List the financial budget for each step of the project. This step is essential for validating results and calculating key metrics such as return on investment (ROI).

After this, validate the data collected with the people involved with the project, create a schedule and get to work!

4 Mistakes You Shouldn’t Make When Briefing

There are some common problems people have when writing the brief. Find out what they are:

Not be objective

Time is your most scarce resource, so don’t take your client’s and/or your team’s money for nothing. Ask only necessary questions, no vanity.

Remember that when you set up a meeting in real time, people are likely to be 100% dedicated to you. So, do your part and avoid being wordy.

Be overly technical

Again, beware of vanity when crafting your briefing. Some terms can even convey professionalism, but if they are incomprehensible, they will only feed your ego and hinder the development of the work.

Take advantage of past briefings

Another frequent failure among entrepreneurs is to create a single briefing template for all projects. The fact is that each action has different goals and needs. As a result, some questions may be unnecessary — which compromises the objectivity of your briefing.

Submit all questions online

In an attempt to avoid meetings, many people make the mistake of submitting all questions via the Google form, for example.

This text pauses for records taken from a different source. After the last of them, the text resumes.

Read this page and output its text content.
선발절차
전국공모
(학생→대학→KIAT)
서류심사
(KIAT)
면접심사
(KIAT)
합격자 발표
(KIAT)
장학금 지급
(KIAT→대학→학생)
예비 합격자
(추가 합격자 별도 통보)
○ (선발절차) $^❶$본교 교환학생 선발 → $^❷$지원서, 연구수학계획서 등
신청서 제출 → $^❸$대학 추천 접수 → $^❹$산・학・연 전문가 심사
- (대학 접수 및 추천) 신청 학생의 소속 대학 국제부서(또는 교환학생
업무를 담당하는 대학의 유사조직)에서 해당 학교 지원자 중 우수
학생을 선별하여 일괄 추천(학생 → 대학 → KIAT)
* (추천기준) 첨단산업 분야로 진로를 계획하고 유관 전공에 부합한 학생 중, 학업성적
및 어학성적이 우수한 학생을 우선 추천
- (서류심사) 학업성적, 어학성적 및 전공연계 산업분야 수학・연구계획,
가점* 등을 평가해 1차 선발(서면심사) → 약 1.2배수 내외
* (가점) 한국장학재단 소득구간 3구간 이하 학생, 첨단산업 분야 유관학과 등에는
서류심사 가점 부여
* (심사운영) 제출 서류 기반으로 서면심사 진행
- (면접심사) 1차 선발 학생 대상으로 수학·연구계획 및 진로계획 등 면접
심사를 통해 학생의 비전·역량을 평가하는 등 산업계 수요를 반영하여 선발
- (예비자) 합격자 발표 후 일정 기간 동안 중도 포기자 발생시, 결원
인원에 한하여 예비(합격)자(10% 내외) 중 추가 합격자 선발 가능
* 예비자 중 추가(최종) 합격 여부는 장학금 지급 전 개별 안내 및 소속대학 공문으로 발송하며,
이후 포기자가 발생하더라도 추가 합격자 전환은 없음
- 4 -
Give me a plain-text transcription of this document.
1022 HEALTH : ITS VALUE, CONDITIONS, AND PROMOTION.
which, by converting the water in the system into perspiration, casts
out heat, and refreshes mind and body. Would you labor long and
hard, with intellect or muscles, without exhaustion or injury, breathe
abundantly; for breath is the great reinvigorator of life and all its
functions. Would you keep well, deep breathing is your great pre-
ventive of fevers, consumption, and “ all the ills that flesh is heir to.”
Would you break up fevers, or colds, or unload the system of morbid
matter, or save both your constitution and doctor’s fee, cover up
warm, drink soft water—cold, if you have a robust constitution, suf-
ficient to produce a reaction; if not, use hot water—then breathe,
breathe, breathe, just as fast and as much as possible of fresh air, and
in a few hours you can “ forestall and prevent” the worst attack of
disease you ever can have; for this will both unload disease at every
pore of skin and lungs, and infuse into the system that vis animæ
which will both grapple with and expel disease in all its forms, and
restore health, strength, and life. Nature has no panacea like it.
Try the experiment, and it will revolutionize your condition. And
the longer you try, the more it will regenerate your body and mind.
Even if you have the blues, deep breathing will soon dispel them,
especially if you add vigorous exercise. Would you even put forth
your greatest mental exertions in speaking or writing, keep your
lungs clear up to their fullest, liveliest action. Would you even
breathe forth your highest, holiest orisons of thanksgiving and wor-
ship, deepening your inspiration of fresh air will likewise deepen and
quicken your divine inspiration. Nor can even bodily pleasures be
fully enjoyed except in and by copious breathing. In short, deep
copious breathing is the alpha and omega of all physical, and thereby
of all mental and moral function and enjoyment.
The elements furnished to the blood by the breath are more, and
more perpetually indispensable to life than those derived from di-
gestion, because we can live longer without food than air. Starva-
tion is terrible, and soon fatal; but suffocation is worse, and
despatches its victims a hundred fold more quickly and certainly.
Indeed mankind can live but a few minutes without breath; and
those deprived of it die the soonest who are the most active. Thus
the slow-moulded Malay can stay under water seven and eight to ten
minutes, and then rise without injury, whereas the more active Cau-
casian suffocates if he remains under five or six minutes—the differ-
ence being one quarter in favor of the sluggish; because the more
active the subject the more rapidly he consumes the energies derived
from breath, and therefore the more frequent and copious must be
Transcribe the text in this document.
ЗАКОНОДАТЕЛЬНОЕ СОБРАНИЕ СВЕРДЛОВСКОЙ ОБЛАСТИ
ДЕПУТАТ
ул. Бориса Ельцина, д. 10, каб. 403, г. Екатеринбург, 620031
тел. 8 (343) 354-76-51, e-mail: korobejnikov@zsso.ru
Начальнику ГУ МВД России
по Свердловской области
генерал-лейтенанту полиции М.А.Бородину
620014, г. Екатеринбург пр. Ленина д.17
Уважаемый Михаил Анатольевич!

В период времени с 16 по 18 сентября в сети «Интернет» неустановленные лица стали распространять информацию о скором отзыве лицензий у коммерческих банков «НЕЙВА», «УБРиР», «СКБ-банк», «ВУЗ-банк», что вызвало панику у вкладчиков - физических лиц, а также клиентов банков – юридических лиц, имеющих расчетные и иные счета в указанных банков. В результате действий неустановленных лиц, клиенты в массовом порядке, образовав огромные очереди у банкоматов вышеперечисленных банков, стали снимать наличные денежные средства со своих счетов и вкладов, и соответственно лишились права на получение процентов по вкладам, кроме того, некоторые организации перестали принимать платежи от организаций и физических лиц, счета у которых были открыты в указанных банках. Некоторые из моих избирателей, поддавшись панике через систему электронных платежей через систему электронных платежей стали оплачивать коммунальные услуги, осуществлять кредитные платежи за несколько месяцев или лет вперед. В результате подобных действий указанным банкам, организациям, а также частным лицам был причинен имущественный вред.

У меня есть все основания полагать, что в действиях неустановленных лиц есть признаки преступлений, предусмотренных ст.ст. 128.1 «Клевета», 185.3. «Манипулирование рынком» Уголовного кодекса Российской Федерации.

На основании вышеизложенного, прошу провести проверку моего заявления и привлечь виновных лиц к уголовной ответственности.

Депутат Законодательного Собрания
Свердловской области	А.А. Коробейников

Avoid it, especially if the briefing is related to some work to be done with a client. In addition to not being professional, people may have doubts and not answer them properly. Therefore, make an appointment to clarify all the issues, whether in person or online.


Knowing what briefing is essential for anyone dealing with projects, even more so when it involves clients, teams and external service providers, such as freelance writers and designers.

To make a good briefing, try to gather with those involved the information that is most important for the development of the project.

For example, if you are going to work on the launch of an expert, it is essential to understand who the person is today, who are the people they want to impact and, above all, what are the expectations with the project.

The same is true if you have an info product and are going to work with an agency and/or team. Be clear and objective.